To summarise why the EP approximation exaggerates dilution of improbability, in the above paragraph 210 is greater than 10 squared. For some given values of n and r, a doubling of both will result in nCr increasing to rather more than its square.

The critic might consider that if we are going to split into sections for different probabilities, then maybe the higher probability events (being more commonplace) should take up more than half of the total set, and perhaps this would favour the official theory and show that the EP approximation is not kind to the official theory after all. It's a sound approach. Let's suppose we have two 1 in 100 events from a set of six and two 1 in 10,000 events from a set of four. Firstly, for the two 1 in 100 events from a set of six, the exact algorithm shows that the actual dilution factor is 14.60447605. Then, for the two 1 in 10,000 events from a set of four, the exact method shows the dilution factor is 5.99920003. The product of the two is only 87.61517316 compared to 97.99535848 or greater before.
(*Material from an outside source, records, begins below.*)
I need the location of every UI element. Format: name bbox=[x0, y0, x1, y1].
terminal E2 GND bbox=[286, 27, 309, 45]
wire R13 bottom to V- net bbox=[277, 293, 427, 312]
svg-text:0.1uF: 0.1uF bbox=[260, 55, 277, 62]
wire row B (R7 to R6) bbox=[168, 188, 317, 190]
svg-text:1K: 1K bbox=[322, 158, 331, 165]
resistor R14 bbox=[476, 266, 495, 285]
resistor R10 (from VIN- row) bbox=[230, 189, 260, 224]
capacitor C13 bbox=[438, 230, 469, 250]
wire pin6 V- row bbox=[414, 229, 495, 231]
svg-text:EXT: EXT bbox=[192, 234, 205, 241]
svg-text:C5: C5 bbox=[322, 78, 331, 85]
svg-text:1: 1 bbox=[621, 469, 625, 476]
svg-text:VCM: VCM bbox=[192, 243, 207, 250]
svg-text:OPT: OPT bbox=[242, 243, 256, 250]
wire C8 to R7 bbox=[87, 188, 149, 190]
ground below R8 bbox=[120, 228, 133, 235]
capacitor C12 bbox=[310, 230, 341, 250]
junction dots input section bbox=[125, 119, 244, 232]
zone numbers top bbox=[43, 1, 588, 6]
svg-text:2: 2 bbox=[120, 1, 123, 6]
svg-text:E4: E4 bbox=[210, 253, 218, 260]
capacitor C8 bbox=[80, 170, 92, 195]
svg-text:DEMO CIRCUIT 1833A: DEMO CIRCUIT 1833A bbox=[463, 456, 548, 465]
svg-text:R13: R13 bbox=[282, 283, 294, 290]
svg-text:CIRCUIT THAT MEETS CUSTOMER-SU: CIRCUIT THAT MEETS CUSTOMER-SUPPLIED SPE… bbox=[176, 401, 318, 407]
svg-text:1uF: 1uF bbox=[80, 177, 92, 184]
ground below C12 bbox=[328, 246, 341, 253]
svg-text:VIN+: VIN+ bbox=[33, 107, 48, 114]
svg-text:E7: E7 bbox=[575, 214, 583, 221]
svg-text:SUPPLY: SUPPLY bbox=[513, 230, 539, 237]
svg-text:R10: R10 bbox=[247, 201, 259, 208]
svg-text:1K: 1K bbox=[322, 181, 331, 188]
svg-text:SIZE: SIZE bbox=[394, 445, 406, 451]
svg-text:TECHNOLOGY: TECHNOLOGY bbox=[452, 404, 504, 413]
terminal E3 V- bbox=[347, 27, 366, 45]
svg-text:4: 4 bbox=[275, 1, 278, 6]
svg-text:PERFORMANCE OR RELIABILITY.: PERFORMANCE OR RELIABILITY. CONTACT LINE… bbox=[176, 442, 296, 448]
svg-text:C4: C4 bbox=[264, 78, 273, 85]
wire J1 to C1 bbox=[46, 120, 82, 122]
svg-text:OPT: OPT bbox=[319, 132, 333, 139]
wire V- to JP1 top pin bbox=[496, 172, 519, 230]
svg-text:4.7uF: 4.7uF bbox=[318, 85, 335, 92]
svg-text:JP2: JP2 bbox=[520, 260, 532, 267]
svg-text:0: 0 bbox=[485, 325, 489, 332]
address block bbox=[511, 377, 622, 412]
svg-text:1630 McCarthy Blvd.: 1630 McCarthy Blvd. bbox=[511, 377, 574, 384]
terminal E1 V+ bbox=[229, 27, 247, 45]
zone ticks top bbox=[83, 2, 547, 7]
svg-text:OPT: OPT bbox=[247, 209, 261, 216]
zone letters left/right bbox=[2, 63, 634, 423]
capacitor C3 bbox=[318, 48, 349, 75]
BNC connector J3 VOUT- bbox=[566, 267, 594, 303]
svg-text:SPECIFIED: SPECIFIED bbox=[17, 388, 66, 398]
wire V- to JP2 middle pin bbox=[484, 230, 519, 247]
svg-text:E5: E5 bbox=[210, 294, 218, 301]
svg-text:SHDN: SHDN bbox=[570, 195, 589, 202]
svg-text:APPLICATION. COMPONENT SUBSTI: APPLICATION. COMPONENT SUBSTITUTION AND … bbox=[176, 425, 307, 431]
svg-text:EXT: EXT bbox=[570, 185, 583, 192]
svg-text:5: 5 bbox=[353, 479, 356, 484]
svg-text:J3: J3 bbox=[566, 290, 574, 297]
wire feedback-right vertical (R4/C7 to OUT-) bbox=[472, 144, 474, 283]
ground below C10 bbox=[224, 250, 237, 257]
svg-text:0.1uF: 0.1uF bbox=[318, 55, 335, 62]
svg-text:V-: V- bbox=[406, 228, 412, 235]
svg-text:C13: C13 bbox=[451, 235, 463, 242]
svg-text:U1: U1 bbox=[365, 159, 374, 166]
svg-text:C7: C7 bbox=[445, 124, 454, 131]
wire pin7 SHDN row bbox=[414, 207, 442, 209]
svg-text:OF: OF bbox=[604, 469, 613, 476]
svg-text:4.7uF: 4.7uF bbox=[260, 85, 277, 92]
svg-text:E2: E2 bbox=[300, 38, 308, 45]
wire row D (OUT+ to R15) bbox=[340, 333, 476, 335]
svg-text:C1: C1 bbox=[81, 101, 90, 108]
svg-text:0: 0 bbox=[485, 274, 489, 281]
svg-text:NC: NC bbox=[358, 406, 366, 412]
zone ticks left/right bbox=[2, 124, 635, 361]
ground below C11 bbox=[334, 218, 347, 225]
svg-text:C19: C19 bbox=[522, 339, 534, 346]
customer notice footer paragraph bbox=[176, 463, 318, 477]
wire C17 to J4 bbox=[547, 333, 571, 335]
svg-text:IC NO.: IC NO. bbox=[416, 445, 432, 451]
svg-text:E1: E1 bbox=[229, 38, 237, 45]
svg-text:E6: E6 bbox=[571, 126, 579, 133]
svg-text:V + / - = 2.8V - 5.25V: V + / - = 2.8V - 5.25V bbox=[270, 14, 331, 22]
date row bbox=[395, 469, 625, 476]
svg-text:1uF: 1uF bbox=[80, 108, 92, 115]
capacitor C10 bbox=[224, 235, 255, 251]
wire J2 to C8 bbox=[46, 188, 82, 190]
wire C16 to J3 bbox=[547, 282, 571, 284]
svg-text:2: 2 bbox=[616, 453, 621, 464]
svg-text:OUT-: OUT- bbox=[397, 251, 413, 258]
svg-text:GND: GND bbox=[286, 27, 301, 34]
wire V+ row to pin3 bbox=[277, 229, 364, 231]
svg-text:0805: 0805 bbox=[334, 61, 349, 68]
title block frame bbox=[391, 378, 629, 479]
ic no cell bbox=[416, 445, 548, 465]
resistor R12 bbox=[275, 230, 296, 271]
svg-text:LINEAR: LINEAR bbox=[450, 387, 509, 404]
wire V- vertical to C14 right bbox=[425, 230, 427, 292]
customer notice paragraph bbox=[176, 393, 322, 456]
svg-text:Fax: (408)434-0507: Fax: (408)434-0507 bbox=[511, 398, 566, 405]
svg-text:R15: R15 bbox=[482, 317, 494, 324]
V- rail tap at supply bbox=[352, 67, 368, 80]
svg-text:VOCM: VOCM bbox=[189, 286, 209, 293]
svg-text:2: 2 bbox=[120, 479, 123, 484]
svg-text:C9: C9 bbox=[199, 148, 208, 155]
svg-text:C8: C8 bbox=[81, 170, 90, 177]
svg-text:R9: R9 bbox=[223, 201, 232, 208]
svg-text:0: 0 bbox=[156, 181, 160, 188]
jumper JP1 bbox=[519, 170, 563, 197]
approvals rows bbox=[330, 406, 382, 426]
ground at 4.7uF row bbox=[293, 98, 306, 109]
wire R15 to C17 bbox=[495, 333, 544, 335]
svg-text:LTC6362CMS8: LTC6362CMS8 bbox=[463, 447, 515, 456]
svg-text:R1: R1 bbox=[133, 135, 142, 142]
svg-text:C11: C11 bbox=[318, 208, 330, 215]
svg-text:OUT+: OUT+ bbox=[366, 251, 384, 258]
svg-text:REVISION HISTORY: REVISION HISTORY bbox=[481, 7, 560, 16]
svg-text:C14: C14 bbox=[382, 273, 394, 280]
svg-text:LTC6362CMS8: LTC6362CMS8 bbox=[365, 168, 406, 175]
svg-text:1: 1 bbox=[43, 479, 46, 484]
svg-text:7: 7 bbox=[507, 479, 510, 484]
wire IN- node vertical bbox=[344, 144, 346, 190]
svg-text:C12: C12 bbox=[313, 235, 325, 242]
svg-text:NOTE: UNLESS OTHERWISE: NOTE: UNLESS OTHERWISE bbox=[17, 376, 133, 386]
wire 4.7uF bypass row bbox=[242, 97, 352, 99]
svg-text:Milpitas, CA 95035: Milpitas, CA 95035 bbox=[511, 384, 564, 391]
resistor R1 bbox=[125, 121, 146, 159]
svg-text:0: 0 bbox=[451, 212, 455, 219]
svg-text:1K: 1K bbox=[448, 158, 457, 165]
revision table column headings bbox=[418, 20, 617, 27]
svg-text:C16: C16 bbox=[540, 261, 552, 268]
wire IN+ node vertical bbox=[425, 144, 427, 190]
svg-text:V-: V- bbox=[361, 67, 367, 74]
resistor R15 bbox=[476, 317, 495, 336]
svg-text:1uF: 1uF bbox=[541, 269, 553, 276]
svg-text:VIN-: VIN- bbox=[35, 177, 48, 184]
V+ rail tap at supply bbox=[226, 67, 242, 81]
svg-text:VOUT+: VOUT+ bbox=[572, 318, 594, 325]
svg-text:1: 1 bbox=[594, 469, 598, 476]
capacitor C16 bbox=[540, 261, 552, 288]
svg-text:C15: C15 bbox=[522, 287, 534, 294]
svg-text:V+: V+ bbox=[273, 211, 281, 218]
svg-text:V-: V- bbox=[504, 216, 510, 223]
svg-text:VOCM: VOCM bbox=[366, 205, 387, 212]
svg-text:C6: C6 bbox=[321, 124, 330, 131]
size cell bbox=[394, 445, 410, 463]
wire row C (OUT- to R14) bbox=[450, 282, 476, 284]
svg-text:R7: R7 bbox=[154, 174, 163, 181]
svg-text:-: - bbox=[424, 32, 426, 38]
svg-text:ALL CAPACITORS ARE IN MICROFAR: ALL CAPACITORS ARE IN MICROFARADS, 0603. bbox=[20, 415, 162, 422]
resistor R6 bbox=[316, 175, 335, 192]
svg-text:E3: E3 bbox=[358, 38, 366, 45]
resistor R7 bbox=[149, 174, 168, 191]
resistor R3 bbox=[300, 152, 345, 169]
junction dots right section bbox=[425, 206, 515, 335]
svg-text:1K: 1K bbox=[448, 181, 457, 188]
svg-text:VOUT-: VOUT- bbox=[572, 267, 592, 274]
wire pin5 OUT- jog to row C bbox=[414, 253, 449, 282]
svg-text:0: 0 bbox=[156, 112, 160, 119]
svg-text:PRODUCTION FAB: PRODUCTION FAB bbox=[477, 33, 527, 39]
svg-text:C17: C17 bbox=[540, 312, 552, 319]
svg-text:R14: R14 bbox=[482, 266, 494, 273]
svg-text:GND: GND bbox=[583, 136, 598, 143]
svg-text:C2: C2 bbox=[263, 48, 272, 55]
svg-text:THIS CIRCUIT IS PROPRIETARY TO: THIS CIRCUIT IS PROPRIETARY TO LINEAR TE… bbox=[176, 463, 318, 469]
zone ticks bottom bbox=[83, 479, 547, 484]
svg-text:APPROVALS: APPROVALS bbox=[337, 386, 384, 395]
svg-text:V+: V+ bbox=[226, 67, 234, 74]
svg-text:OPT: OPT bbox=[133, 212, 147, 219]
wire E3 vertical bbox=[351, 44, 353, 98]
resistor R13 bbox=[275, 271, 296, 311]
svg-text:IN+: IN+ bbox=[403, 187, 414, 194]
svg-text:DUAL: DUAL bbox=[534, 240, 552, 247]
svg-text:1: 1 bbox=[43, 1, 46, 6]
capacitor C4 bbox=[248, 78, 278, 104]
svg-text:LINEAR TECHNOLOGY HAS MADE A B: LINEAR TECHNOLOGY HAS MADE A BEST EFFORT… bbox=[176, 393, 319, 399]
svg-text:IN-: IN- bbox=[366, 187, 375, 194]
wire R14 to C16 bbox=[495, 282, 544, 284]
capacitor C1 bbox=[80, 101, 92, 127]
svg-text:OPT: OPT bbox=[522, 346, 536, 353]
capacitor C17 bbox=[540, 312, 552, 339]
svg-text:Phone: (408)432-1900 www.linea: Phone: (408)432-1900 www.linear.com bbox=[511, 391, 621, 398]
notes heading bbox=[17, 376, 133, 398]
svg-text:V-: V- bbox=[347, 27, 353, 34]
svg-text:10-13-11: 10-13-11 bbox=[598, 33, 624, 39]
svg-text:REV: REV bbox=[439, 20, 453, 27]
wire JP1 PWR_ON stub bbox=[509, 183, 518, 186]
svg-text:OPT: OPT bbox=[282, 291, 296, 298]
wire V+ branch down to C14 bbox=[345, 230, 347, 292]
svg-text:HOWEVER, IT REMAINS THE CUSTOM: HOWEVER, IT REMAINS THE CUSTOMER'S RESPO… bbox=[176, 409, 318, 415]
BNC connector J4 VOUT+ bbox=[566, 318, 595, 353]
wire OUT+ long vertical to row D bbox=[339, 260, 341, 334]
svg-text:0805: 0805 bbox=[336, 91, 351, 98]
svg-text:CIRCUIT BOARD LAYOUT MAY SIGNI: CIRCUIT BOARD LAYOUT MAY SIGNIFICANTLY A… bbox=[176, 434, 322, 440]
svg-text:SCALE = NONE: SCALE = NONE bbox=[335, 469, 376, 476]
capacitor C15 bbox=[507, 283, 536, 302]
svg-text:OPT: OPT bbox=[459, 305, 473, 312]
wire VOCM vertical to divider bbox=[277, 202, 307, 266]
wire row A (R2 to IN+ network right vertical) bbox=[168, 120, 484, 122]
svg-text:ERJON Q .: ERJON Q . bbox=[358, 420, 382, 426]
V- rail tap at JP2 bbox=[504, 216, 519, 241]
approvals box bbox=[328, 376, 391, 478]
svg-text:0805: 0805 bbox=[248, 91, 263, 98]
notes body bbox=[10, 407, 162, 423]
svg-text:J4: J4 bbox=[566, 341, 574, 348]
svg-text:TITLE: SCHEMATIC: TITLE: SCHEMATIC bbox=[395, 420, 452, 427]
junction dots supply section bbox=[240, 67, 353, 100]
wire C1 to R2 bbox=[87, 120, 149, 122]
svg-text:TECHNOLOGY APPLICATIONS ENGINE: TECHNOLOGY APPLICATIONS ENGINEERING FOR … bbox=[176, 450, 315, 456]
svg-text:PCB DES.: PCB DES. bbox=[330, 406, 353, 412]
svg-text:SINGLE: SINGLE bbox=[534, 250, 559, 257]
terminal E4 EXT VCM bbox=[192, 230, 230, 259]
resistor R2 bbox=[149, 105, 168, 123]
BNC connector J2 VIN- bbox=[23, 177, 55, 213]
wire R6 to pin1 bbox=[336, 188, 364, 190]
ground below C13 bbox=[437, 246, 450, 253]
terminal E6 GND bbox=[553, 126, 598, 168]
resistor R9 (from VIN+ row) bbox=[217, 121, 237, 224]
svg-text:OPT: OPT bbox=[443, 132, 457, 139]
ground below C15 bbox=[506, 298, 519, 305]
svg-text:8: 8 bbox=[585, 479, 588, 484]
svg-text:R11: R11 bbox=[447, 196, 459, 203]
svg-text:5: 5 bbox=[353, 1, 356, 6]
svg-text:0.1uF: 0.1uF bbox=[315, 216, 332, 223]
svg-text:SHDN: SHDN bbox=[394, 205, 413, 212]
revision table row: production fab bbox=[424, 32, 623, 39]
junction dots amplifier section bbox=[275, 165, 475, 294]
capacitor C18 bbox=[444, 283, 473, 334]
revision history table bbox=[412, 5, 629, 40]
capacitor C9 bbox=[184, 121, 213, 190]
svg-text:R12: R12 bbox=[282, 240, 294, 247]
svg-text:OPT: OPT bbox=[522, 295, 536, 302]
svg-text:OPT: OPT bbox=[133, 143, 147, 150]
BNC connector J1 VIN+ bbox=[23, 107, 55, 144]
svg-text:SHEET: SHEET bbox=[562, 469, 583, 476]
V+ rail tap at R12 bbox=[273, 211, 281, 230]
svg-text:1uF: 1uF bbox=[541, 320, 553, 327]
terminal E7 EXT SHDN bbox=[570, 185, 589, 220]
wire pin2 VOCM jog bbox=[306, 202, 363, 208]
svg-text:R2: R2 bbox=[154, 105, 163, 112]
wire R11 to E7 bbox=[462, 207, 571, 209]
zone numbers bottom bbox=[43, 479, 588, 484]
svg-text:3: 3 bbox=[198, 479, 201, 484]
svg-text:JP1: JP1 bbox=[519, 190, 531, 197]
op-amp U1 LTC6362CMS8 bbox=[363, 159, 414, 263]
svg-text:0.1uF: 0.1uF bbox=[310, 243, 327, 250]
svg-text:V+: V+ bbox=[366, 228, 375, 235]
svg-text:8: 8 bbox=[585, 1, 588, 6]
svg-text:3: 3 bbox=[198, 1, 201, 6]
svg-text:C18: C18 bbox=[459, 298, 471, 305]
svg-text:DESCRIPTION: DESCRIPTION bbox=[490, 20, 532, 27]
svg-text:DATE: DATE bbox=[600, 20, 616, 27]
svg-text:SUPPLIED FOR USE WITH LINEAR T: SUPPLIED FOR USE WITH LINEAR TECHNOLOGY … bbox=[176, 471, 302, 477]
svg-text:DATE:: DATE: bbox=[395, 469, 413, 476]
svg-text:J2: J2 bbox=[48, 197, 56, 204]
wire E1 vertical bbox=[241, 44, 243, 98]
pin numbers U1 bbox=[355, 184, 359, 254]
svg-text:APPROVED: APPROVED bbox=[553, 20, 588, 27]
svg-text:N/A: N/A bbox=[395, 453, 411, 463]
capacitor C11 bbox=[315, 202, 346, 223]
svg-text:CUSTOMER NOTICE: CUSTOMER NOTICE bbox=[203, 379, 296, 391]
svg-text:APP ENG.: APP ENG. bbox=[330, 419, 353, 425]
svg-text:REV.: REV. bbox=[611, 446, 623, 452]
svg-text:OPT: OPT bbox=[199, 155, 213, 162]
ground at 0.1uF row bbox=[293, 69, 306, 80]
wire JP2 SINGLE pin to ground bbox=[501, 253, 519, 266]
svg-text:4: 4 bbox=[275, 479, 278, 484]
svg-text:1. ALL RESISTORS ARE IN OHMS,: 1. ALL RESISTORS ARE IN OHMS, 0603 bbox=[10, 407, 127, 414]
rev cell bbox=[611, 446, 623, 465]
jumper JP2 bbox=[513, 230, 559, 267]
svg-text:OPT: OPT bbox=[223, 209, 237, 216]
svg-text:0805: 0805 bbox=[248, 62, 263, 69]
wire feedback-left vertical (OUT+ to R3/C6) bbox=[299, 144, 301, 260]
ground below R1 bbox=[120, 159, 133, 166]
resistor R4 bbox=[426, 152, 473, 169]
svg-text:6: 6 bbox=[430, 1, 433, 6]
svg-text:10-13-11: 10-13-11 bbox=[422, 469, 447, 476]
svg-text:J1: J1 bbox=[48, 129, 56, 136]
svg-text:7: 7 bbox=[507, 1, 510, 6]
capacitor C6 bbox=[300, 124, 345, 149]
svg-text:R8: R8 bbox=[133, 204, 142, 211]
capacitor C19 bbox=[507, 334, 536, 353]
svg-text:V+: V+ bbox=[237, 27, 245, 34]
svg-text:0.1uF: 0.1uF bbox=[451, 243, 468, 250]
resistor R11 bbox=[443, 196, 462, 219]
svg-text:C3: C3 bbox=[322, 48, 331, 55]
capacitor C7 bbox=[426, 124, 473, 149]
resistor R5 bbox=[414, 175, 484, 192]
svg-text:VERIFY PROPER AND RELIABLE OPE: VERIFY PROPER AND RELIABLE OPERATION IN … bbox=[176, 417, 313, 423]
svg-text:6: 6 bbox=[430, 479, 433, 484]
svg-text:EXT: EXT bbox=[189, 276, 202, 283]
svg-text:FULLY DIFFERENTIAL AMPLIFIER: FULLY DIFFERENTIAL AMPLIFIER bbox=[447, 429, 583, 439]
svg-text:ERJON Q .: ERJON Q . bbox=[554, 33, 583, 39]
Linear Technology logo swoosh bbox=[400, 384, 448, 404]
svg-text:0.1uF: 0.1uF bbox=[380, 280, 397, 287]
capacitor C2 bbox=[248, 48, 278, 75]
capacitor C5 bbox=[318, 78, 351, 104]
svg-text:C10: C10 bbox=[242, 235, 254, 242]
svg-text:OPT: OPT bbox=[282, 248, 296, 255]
An unequal split lowers dilution and probability and raises improbability. Hence, it does not help the official theory, the equal split EP does instead!

So for an analysis of 9/11, we imagine a random number generator with the number base B being the reciprocal of the rth root of P. A '0' is required to denote the occurrence of an improbable event. Since each digit has over 10,000 variations, 'A' (any outcome) is very nearly equal to 'N' (any outcome but '0'), and the dilution of improbability is obtained fairly accurately from the approximate formula below:

The corrected probability for the series of improbable events, after allowing for the extra elements in the set, is given by:

Pdiluted = (P * n!) / (r! * (n - r)!)

where:

P is the product of the individual probabilities of unlikely events

n is the number of elements or events in the set

r is the number of selected improbable events within the set.

Or, more succinctly:

Pdiluted = P * nCr with the Google calculator carrying the nCr function as "n choose r".

For London 7/7, we use the nCr approximation as a guide, bearing in mind that this approach biases considerably in favour of the Government-approved version of events.

To conclude, ideally the analysis would be limited to a few very low probability events rather than a large quantity of fairly low probability events. The latter will require the more complex algorithm to compute improbability dilution to a reasonable precision, identification of additional anomalous events, and in any case would establish guilt to a lower degree of certainty. Given that we assume that the total number n of elements in the set is more than twice the number r of selected improbable events (which we do), it follows that for a given product of probabilities P, any increase in r will increase the dilution of improbability. Also, increasing r to include higher probability events with a lower correlation with the test theory's truth-value implies that we should assume a greater value for n, which would further dilute the improbability.

In the case of 9/11, Israel's guilt can be proven to at least the same degree of certainty as a case involving DNA profiling and multiple corroborative evidence, i.e. the probability of innocence is to the order of a billion to one against after allowing for improbability dilution. The corrected, diluted probability of Israel being innocent of London 7/7 is tens of thousands to one against.